One morning while we were all crowded onto the small part
of the island outside the inclosure (a daily occurrence) to be marched back in
single file and counted, two soldiers burrowed into the sand of which the island
was composed, crowded themselves into the hole, their comrades spread a piece of
old tent over them and covered them with sand. The boys intended to emerge from
their concealment when nigh spread her mantel of darkness over the scene, and by
swimming the river make their escape. There was an Irishman on parole outside
who had been there for years, refusing a parole in 1863, when Milroy’s
soldiers were paroled and sent home. He remained there, as we thought at the
time, as a spy. This fellow took a fishing rod and strolled along the edge of
the water and discovered the hidden soldiers, who had their faces exposed so as
to be able to breathe. He passed by, seeming not to notice, but made his way
back to Headquarters and made known his discovery.

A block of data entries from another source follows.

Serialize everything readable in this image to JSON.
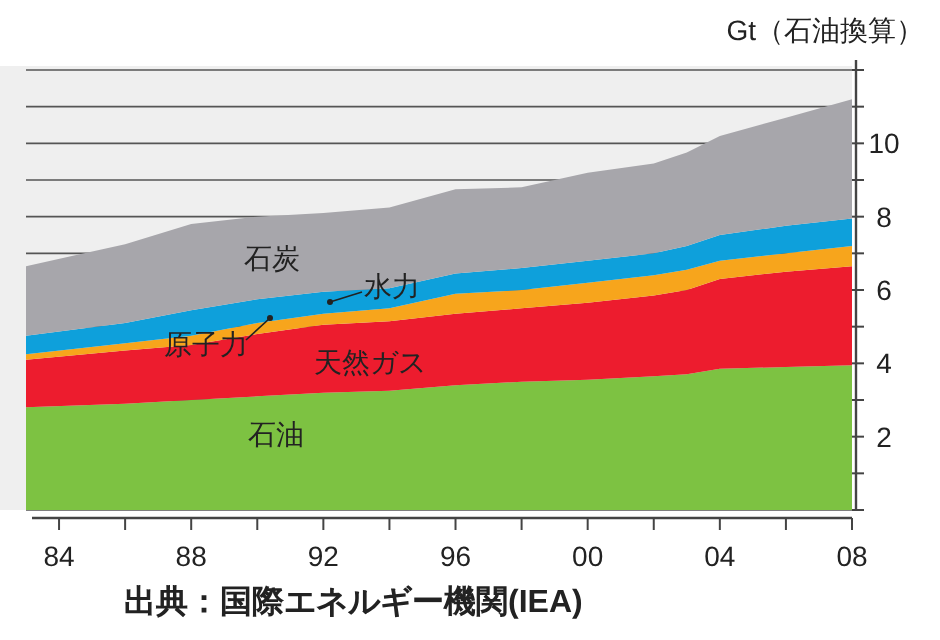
{
  "chart_data": {
    "type": "area",
    "stacked": true,
    "ylabel": "Gt（石油換算）",
    "annotations": [
      "出典：国際エネルギー機関(IEA)"
    ],
    "x": [
      1983,
      1986,
      1988,
      1990,
      1992,
      1994,
      1996,
      1998,
      2000,
      2002,
      2003,
      2004,
      2006,
      2008
    ],
    "series": [
      {
        "name": "石油",
        "color": "#7dc242",
        "values": [
          2.8,
          2.9,
          3.0,
          3.1,
          3.2,
          3.25,
          3.4,
          3.5,
          3.55,
          3.65,
          3.7,
          3.85,
          3.9,
          3.95
        ]
      },
      {
        "name": "天然ガス",
        "color": "#ed1c2e",
        "values": [
          1.3,
          1.45,
          1.5,
          1.7,
          1.85,
          1.9,
          1.95,
          2.0,
          2.1,
          2.2,
          2.3,
          2.45,
          2.6,
          2.7
        ]
      },
      {
        "name": "原子力",
        "color": "#f7a51c",
        "values": [
          0.15,
          0.2,
          0.25,
          0.3,
          0.3,
          0.35,
          0.55,
          0.5,
          0.55,
          0.55,
          0.55,
          0.5,
          0.5,
          0.55
        ]
      },
      {
        "name": "水力",
        "color": "#0ea0db",
        "values": [
          0.5,
          0.55,
          0.7,
          0.65,
          0.6,
          0.55,
          0.55,
          0.6,
          0.6,
          0.6,
          0.65,
          0.7,
          0.75,
          0.75
        ]
      },
      {
        "name": "石炭",
        "color": "#a7a6ab",
        "values": [
          1.9,
          2.15,
          2.35,
          2.25,
          2.15,
          2.2,
          2.3,
          2.2,
          2.4,
          2.45,
          2.55,
          2.7,
          2.95,
          3.25
        ]
      }
    ],
    "xlim": [
      1983,
      2008
    ],
    "xticks": [
      {
        "value": 1984,
        "label": "84"
      },
      {
        "value": 1986,
        "label": null
      },
      {
        "value": 1988,
        "label": "88"
      },
      {
        "value": 1990,
        "label": null
      },
      {
        "value": 1992,
        "label": "92"
      },
      {
        "value": 1994,
        "label": null
      },
      {
        "value": 1996,
        "label": "96"
      },
      {
        "value": 1998,
        "label": null
      },
      {
        "value": 2000,
        "label": "00"
      },
      {
        "value": 2002,
        "label": null
      },
      {
        "value": 2004,
        "label": "04"
      },
      {
        "value": 2006,
        "label": null
      },
      {
        "value": 2008,
        "label": "08"
      }
    ],
    "ylim": [
      0,
      12
    ],
    "yticks": [
      {
        "value": 0,
        "label": null
      },
      {
        "value": 1,
        "label": null
      },
      2,
      {
        "value": 3,
        "label": null
      },
      4,
      {
        "value": 5,
        "label": null
      },
      6,
      {
        "value": 7,
        "label": null
      },
      8,
      {
        "value": 9,
        "label": null
      },
      10,
      {
        "value": 11,
        "label": null
      },
      {
        "value": 12,
        "label": null
      }
    ],
    "grid": "y",
    "legend": false
  }
}
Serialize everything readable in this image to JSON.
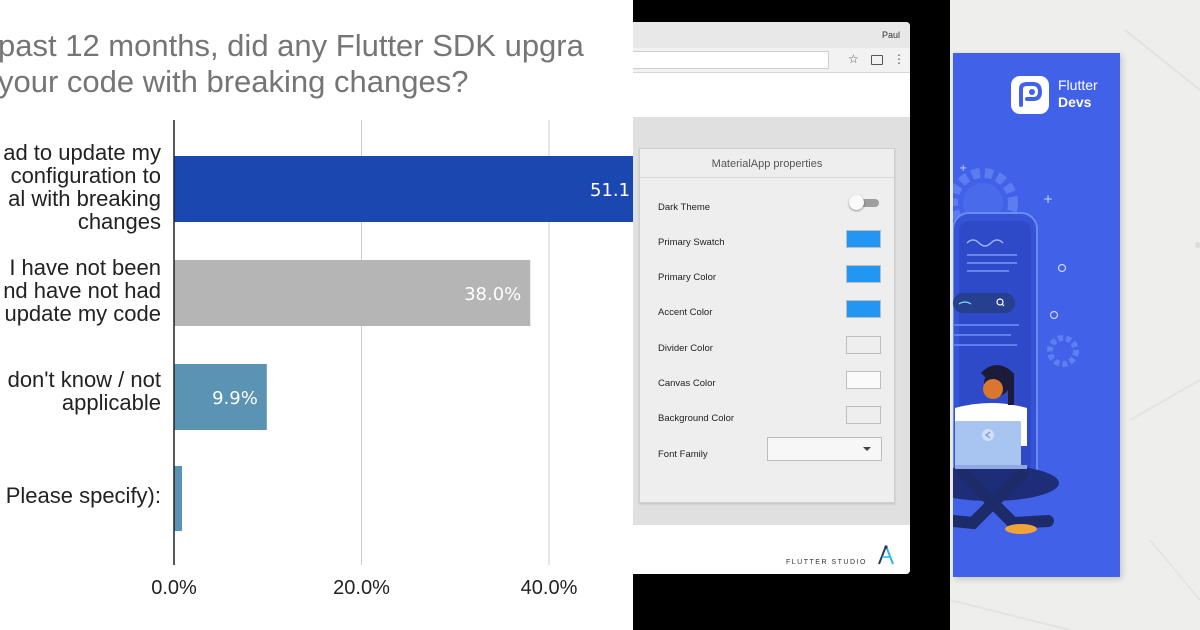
{
  "survey_chart": {
    "title_line1": "past 12 months, did any Flutter SDK upgra",
    "title_line2": "your code with breaking changes?",
    "category_labels": [
      [
        "ad to update my",
        "configuration to",
        "al with breaking",
        "changes"
      ],
      [
        "I have not been",
        "nd have not had",
        "update my code"
      ],
      [
        "don't know / not",
        "applicable"
      ],
      [
        "Please specify):"
      ]
    ],
    "value_labels": [
      "51.1",
      "38.0%",
      "9.9%",
      ""
    ],
    "tick_labels": [
      "0.0%",
      "20.0%",
      "40.0%"
    ]
  },
  "chart_data": {
    "type": "bar",
    "orientation": "horizontal",
    "title": "past 12 months, did any Flutter SDK upgra your code with breaking changes?",
    "categories": [
      "ad to update my configuration to al with breaking changes",
      "I have not been nd have not had update my code",
      "don't know / not applicable",
      "Please specify):"
    ],
    "values": [
      51.1,
      38.0,
      9.9,
      1.0
    ],
    "value_unit": "%",
    "xlim": [
      0,
      47
    ],
    "xticks": [
      0,
      20,
      40
    ],
    "grid": true,
    "colors": [
      "#1a47b0",
      "#b5b5b5",
      "#5b93b4",
      "#5b93b4"
    ]
  },
  "studio": {
    "user_name": "Paul",
    "panel_title": "MaterialApp properties",
    "properties": [
      {
        "label": "Dark Theme",
        "kind": "toggle",
        "value": "off"
      },
      {
        "label": "Primary Swatch",
        "kind": "color",
        "color": "#2196f3"
      },
      {
        "label": "Primary Color",
        "kind": "color",
        "color": "#2196f3"
      },
      {
        "label": "Accent Color",
        "kind": "color",
        "color": "#2196f3"
      },
      {
        "label": "Divider Color",
        "kind": "color",
        "color": "#eeeeee"
      },
      {
        "label": "Canvas Color",
        "kind": "color",
        "color": "#fafafa"
      },
      {
        "label": "Background Color",
        "kind": "color",
        "color": "#eeeeee"
      },
      {
        "label": "Font Family",
        "kind": "select",
        "value": ""
      }
    ],
    "brand": "FLUTTER STUDIO",
    "icons": [
      "star-icon",
      "cast-icon",
      "menu-icon",
      "flutter-studio-logo-icon"
    ]
  },
  "devs": {
    "brand_line1": "Flutter",
    "brand_line2": "Devs",
    "card_color": "#4162e8",
    "icons": [
      "flutter-devs-logo-icon",
      "gear-icon",
      "search-icon",
      "back-arrow-icon"
    ]
  }
}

The commandant took two armed soldiers, repaired to the
place and there found the buried soldiers. With his sword he struck them on the
head, cursing loudly the while. This occurred in the afternoon. The officer
ordered his guards to watch closely, and not all the boys to move hand or foot.
“D--- ‘em,” said he, “I’ll let them enjoy the beds they made for
themselves. Give them nothing to eat nor to drink till further orders.”
All that day, all the following night and till after noon
the second day did the poor boys lie in the sand, cramped, hungry and perishing
with thirst, not allowed to move on pain of instant death.
As usual we were marched out again the next day, and when
we came near the boys we found a circle described in the sand 10 feet from them,
and none allowed to pass within to relieve them. One of the comrade threw a
piece of cornbread to the boys, which was instantly grabbed by guards and thrown
into the river. You may imagine the condition they were in when released. Those
were “jolly fellows.” – D. J. MARTIN, 110th Ohio, Covington, O.